Eye of the Whale. By Dick Russell. Simon & Schuster. 688 pages. $35.
The title of this book refers to an almost mystical experience some people have had when they gaze into the eye of a gray whale. Throughout Dick Russell’s extraordinary and monumental work, we meet people, often with little else in common, who believe that they’ve shared a moment with another species.
“Sometimes you look into that eye and you can see all sorts of things going on,” said a marine biologist. “I reached out my hand. The boat was bobbing and bouncing, and she and I were just dancing. She never let me touch her, but that animal was completely in tune with my fingertips.”
Before his accident, actor Christopher Reeve went to San Ignacio Lagoon, the whale’s last pristine nursery site in Baja, Calif., as part of a PBS television special. He waxes poetic about that experience:
“And then making eye contact. The eye is so big and you sense an intelligence in it, that these creatures . . . have knowledge and understanding that we are only beginning to appreciate.”
Robert F. Kennedy, Jr: “I’m not a very sentimental person. I don’t think we ought to save whales because they’re cuddly or pettable. But it’s simply an amazing experience having those whales roll over and look at you eye to eye. There’s really an interspecies contact there. There’s an intelligence. . . . That’s about as far as I want to go with that, but it’s . . . extraordinary.”
Is it true? Does it really happen? Who knows? Perhaps these folks were influenced by the fact that at times these whales actually seem to seek human company. Whales at San Ignacio approach small whale-watching vessels and allow themselves and their calves to be petted. But whether or not there is something mystical about them, they definitely are of mythic proportions.
The gray whale grows to at least 35 feet at maturity and weighs in at 30 tons – or about 10 times the size of an elephant. Twice a year it migrates 5,000 miles between the Bering Straight and Baja, generally along the coast.
Russell sees them “as a kind of metaphor, holding a mirror to a number of ecological, political and social issues concerning our relationship to nature and particularly to the oceans.”

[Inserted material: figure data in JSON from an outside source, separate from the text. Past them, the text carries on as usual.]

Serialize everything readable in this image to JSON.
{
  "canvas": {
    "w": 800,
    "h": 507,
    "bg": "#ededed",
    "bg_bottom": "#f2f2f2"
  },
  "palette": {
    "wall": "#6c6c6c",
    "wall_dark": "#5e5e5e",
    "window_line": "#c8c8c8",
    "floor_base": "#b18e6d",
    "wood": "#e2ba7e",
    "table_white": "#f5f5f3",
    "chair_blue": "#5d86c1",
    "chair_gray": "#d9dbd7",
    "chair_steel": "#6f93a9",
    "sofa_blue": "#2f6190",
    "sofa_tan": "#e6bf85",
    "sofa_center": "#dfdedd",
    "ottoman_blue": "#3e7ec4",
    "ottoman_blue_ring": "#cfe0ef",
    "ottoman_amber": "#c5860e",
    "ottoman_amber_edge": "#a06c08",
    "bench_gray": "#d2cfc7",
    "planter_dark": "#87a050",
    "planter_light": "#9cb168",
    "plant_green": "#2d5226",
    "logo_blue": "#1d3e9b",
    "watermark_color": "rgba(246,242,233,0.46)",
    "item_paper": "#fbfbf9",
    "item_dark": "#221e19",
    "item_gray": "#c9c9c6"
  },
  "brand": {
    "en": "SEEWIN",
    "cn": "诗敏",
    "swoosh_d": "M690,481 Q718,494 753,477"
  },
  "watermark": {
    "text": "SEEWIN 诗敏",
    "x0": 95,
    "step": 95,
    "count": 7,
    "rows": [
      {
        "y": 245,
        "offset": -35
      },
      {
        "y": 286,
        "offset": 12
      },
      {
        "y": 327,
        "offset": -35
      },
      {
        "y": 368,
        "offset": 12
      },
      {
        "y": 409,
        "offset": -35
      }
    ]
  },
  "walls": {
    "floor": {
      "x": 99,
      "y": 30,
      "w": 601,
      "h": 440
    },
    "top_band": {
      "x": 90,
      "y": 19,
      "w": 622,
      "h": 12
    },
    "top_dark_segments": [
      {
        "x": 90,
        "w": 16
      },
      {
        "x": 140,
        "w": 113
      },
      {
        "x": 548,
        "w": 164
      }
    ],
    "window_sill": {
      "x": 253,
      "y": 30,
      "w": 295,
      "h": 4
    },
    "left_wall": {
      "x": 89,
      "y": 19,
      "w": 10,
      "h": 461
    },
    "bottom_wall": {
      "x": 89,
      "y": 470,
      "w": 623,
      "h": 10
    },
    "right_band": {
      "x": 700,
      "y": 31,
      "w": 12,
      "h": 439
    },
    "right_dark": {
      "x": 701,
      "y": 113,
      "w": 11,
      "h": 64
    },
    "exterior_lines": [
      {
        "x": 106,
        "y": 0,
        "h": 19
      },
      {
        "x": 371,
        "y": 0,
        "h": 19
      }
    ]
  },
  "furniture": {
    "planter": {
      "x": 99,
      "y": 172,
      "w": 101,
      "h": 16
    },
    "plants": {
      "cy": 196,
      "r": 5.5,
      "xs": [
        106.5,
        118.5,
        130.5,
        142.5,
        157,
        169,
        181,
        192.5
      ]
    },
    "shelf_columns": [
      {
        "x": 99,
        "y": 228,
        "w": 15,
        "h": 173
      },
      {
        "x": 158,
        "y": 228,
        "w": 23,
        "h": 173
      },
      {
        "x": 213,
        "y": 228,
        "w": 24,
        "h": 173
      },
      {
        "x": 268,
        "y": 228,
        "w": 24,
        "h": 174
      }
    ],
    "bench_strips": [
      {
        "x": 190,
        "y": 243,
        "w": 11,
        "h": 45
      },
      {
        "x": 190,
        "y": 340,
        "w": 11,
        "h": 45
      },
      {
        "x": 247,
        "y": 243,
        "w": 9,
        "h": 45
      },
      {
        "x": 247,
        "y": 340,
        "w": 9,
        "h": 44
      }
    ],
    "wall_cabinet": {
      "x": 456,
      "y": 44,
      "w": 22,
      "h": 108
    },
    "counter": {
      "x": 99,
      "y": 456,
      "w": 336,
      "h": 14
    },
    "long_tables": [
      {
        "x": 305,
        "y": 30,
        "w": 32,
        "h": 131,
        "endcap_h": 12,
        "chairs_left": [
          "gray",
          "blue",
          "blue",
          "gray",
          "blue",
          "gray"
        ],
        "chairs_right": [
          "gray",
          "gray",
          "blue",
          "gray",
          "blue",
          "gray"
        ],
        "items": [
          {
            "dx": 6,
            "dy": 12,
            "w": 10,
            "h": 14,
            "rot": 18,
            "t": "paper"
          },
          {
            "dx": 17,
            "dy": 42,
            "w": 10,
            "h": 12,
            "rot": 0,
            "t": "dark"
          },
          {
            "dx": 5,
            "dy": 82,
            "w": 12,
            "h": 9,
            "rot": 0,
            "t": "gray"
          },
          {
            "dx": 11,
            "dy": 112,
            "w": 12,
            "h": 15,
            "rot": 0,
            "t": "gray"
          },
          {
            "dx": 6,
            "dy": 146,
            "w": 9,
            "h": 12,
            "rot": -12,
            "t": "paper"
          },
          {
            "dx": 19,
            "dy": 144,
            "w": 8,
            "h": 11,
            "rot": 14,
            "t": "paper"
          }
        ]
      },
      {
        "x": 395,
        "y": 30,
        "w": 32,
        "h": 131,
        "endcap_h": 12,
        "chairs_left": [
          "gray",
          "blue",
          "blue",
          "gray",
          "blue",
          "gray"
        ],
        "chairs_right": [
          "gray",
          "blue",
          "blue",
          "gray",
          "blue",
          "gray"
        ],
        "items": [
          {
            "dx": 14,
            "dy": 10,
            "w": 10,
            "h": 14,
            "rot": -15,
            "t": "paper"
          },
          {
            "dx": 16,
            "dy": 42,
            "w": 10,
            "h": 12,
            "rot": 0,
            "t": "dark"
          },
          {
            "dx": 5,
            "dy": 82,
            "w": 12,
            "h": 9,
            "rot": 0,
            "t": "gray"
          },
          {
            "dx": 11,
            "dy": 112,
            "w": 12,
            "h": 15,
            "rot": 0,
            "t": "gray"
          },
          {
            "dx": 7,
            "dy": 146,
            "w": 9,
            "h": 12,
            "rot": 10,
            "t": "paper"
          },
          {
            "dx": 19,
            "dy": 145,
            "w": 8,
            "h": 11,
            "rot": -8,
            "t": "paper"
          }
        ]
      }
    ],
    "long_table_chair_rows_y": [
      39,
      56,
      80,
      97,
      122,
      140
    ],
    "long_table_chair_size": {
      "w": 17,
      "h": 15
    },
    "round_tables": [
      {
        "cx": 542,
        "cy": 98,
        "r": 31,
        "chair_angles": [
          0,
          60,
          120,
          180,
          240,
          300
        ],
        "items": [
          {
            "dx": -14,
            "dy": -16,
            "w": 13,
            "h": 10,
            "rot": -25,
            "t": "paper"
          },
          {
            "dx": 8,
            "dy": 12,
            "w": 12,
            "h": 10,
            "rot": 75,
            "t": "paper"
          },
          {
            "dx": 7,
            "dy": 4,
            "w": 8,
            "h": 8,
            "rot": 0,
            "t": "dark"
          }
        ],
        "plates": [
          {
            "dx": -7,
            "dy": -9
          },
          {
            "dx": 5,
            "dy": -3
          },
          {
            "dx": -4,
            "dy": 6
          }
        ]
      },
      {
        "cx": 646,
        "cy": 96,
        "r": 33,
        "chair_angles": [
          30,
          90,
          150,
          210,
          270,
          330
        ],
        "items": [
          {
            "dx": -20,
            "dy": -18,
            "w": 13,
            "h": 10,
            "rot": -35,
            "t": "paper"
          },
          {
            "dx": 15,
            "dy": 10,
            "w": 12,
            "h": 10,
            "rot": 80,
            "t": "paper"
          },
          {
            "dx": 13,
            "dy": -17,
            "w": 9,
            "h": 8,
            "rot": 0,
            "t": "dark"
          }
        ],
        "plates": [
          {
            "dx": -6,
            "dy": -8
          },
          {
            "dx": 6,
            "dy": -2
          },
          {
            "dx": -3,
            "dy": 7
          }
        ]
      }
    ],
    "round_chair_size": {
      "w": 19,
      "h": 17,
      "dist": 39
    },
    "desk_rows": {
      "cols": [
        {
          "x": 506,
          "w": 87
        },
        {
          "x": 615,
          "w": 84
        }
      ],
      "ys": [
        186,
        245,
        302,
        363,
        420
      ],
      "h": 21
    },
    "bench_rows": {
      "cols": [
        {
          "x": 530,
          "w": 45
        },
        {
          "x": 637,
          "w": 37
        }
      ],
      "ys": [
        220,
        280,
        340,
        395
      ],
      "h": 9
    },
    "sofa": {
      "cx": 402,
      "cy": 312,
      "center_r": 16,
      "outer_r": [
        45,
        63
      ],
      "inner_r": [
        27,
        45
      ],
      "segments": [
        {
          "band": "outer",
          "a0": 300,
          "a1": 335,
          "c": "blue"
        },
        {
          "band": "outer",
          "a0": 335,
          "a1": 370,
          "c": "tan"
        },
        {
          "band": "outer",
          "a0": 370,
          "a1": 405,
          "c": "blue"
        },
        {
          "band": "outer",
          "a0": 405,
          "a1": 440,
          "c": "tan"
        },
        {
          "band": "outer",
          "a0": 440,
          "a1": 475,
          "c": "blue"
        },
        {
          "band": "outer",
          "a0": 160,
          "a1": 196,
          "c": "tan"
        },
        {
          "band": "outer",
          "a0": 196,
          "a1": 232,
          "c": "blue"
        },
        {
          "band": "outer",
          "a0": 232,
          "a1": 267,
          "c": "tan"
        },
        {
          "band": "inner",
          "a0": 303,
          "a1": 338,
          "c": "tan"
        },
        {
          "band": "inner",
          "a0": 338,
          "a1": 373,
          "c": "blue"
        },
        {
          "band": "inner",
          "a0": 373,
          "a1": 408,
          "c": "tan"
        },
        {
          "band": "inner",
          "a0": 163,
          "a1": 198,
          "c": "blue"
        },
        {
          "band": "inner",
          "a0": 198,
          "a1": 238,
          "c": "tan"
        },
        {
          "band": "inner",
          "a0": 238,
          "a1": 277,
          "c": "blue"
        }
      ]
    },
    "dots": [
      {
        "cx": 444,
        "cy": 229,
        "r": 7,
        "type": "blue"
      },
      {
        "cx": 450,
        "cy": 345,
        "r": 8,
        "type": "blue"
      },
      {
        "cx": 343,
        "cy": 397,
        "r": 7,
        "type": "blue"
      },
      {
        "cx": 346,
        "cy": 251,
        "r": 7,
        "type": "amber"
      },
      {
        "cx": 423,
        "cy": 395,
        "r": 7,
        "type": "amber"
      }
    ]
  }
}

Fittingly, the book begins and ends at San Ignacio Lagoon. Fittingly, because it was here that the species was almost annihilated. Captain Charles Scammon, a mid-18th century whaler, found a way to get his ships into the shallow lagoon and virtually (though not single-handedly) decimated the species. He later became a highly regarded naturalist, Coast Guard officer and adventurer.
Russell effectively juxtaposes Scammon’s life against the survival story of the whale.
Selecting the lagoon is fitting, too, because it is the scene of a significant battle involving a global industrial power, Mitsubishi, and environmentalists, led by poet Homero Aridjis. Mitsubishi wanted to expand its salt manufacturing capabilities in the area, despite the fact that most environmentalists were convinced it would irreparably harm this key breeding area. (The good news is that over the two-plus years that Russell spent researching this book, Mexican authorities, at considerable economic sacrifice, decided to withhold permission for the expansion, a rare victory for environmentalists, especially in the developing world.)
But it may prove a hollow victory. The gray whale, which came from the brink of extinction after Scammon and again after heavy whaling in the 1930s, is in danger again. Scientists who monitor the whales say their numbers are down and those making the migration seem thinner than in years past. They guess that global warming, which is melting the polar ice cap, is wreaking havoc with the food chain up north.
But this book isn’t dry diatribe. It’s as much a story about the people associated with the whale: scientists who study them, the environmentalists who fight to protect them, even the people, including aborigines who want to hunt them, all talking about their relationship with the whale.
My guess is Russell spent three or four years on this project, clearly a labor of love. All the research he did – the thousands of miles he traveled following the whale up and down the Pacific Coast, visiting scientists and Eskimos in Alaska and Russia, the hundreds of people he spoke to – could have overwhelmed him.
But Russell has done a great job in condensing, organizing and presenting the information in an enlightening, interesting, fascinating and readable manner. This is an important book that deserves the attention of anyone concerned with the future of this planet.
Writer and reviewer Curt Schleier lives in River Vale, N.J.
Appeared in the Milwaukee Journal Sentinel on Aug. 12, 2001.